Nueva Esperanza, la vuelta más amarga a pocos minutos de su salida

A pesar de retrasar su salida para intentar evitar la lluvia, un chaparrón dio al traste con las ilusiones de la hermandad de Nueva Málaga

Tras su regreso, la cofradía abrió las puertas de su casa hermandad para recibir fieles hasta las 00:00

El Nazareno del Perdón y María Santísima de Nueva Esperanza en el interior de su casa hermandad.
El Nazareno del Perdón y María Santísima de Nueva Esperanza en el interior de su casa hermandad. / Domingo Mérida

No pudo ser. La lluvia dio al traste con las ilusiones de la hermandad de Nueva Esperanza, que tuvo que volverse minutos después de iniciar con valentía su recorrido procesional. A las 17:30, la hora señalada tras los retrasos anunciados por la mañana del Martes Santo para intentar esquivar las precipitaciones, los mayordomos de las secciones del Señor y la Virgen tocaron la gran puerta de la casa hermandad, que se abrieron ante un cielo amenazante.

Ni siquiera el cambio horario había despistado a las fieles de esta cofradía de Martes Santo y media Nueva Málaga esperaba la salida. Aplausos y vítores, exclamaciones de orgullo y alegría acompañaron las primeras mecidas del trono de Jesús Nazareno del Perdón, que porta la talla del imaginero malagueño Juan Manuel García Palomo realizada a finales de los 90.

Mientras salía a hombros de más de 180 hombres y mujeres de trono, acompañado por los aplausos y las muestras de satisfacción de los presentes, los nazarenos formaban el cortejo desde la vecina sede canónica, la Parroquia de Santa Ana y San Joaquín.

El Nazareno del Perdón de la cofradía de Nueva Esperanza sale de su casa hermandad.
El Nazareno del Perdón de la cofradía de Nueva Esperanza sale de su casa hermandad. / C. F.

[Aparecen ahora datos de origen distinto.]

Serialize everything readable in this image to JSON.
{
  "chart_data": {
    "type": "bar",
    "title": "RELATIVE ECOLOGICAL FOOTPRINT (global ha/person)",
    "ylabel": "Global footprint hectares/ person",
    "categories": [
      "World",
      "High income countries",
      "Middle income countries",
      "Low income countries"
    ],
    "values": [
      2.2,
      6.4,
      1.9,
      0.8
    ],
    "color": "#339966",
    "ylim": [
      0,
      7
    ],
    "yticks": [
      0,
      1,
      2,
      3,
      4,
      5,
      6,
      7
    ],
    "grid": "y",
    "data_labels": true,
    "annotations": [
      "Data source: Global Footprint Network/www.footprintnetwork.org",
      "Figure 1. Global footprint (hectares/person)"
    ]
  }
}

Ante ellos, la misión no era fácil. La cofradía tiene el recorrido más largo, supera los siete kilómetros, y el de mayor número de horas de la Semana Santa malagueña, con 13 horas aproximadamente desde la salida al encierro.

Aún así, minutos después del Nazareno los ciriales anunciaban la inminente salida del trono de María Santísima de Nueva Esperanza. Acompañada por la Banda de Música Zamarilla y sobre los hombros de 240 portadores, la Dolorosa emprendió su camino por la calle Castillejos cuando las primeras gotas comenzaron a caer.

María Santísima de Nueva Esperanza vuelve marcha atrás por la lluvia tras su salida

En cuestión de minutos, un chaparrón fuerte empapó túnicas, enseres e Imágenes, llenó el asfalto de charcos y las caras de tristeza y preocupación. Los responsables cubrieron el manto verde de la Virgen con un plástico y el trono emprendió una rápida subida hacia su casa, con los portadores vueltos pero la Dolorosa marcha atrás.

El cortejo se recogía con aceleración, las mantillas, los monagillos, subían hacia la iglesia con lágrimas de impotencia. Al fondo de la calle, bajo un importante aguacero, el Señor se daba la vuelta con cierta parsimonia para encarar cuesta arriba su regreso tan solo 45 minutos después de pisar su barrio.

Cuando llegó a su templo, la Agrupación Musical Ecce Mater de Cádiz le tocó una marcha, ya con una lluvia menos intensa, y la cofradía se recreó en hacer un encierro lento y elegante, recogido con agrado por el público, cámara en mano, que seguía acompañado a su Nazareno a pesar del agua. Campanillas y aplausos sonaron para despedir, después de un encuentro tan corto, a su cofradía.

A las 19:00 quedaron abiertas las puertas de la casa hermandad, que hasta las 00:00 recibieron la visita de los fieles.

La hermandad, creada en 1976 y aceptada como miembro de la Agrupación de Cofradías en 1997, cuando hizo su primera salida procesional en Martes Santo, tendrá que esperar a 2023 para regresar a sus calles. Si el cielo lo permite.